Все, что угодно, но этого я бы не сделал, даже если бы вся Пресня ножи вытащила.

— Сядь и напиши!

— Сейчас не выйдет, — чуть не проговорился про Анастасию. — Сейчас не получится… Понимаешь, твой отъезд… Химия… Я нанервничался. Завтра высплюсь и накатаю.

— Обещай мне, обещай. И еще напиши, пожалуйста, Берте. Почему ты ей не пишешь? Она столько для тебя сделала…

— Зачем ты?.. Ведь не любишь ее.

— Неправда! Это неправда. Просто я иногда тебя к ней ревную.

Теперь мы снова разговаривали, как позапрошлой зимой по ночам, когда не знали, почему от отца нет писем, и боялись, что он убит или пропал без вести.

— Мама, — сказал я. (Я редко ее так называл и даже сейчас в темноте знал, что она улыбнулась.) — Мама, я люблю тебя и люблю Берту. Но мне трудно ей писать.

— Потому что ты уехал ко мне?

— Нет. Поэтому тоже — но не только. Есть еще другое. Понимаешь, я часто думаю: если бы Федор нас не вывез, у меня не хватило бы духу пойти с Бертой…

— Бедный, не думай об этом.

— Как ты считаешь, я бы пошел? Или спрятался?

— Отец бы пошел, — сказала мать. — Он храбрый. Он на фронт пошел, хотя имел броню. А ты в него.

— Не в него, — сказал я. — Наверно, я бы спрятался у Тимохи. (Тимоха был наш сосед, сапожник. Он, как я слышал от днепропетровцев, что приезжали в командировку, ходил приглашать евреев к универмагу.)

— Ты бы пошел, — сказала мать, но ее голос был какой-то безразличный. Просто она думала о другом.

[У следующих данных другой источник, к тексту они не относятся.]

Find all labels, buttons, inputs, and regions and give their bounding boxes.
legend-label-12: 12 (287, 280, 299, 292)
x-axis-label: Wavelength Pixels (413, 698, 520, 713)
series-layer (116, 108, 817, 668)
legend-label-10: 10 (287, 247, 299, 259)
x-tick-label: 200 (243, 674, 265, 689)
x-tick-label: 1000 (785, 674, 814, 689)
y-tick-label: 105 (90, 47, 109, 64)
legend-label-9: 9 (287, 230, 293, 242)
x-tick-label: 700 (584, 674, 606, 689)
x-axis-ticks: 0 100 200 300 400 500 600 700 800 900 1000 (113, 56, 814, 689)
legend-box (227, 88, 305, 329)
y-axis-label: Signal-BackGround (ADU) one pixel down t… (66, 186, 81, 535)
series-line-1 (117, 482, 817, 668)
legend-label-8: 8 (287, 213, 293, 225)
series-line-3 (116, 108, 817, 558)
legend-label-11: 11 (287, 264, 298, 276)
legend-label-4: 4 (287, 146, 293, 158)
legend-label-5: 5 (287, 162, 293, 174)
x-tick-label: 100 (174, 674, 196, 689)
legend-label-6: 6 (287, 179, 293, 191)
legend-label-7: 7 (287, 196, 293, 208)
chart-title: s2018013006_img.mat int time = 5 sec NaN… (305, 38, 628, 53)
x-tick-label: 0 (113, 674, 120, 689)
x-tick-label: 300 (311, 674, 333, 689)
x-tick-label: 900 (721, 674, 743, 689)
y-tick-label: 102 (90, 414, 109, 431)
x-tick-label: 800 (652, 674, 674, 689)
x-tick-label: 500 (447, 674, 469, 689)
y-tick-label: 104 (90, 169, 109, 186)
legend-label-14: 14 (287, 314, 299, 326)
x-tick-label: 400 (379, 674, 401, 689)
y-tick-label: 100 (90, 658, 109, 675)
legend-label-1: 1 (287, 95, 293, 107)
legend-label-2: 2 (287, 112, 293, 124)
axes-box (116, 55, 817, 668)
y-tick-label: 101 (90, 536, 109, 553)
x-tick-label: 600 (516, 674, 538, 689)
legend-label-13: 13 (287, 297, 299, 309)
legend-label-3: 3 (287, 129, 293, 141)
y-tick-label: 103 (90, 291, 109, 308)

— Напиши Берте, — сказала снова. — Пусть она тоже напишет отцу. Она разумная женщина. Она тебя воспитала, и отец ее слушается. Пусть напишет, что он тебе необходим. Пусть он получит сразу три письма. Ты думаешь, ему там хорошо? Ему тоже скверно. Из-за глупости и ложной гордости — так себя мучить… Напишешь?

— Угу…

— И еще обещай мне, что будешь здесь поддерживать по возможности порядок и — не сердись, но я тебя прошу — не води сюда девочек.

— Обещаю! — сказал я весело. Последнее было совсем просто. Кого я мог сюда привести? Марго? В эту конюшню? А вообще-то мысль!

— Нет у меня никаких девочек, — сказал я.

— А Доронина?

— Как Дина Дурбин.

Я малость лукавил. Все-таки Дина Дурбин не целовала меня в щеку.

— Все может перемениться, — сказала мать. — Не хотелось бы вернуться из Германии бабушкой.

— За полгода не успеешь…

Все-таки мне понравилось, что она не исключает такого варианта. Даже обидно стало, что некого позвать. Весной зашел я к одному парню, рыжему Игорю Фоменко. Я с ним в Сибири в одном классе учился. И потом летом на стройке работал, но теперь он меня обскакал и перешел на 2-й курс МАИ. Прихожу к нему в марте, он сидит грустный, гордый и говорит:

— Знаешь, я вчера невинность потерял.

И так целый вечер вздыхал:

— Понимаешь, на прости господи невинность потерял. Обидно! — А обиды в нем было, как жиров в кипяченой воде.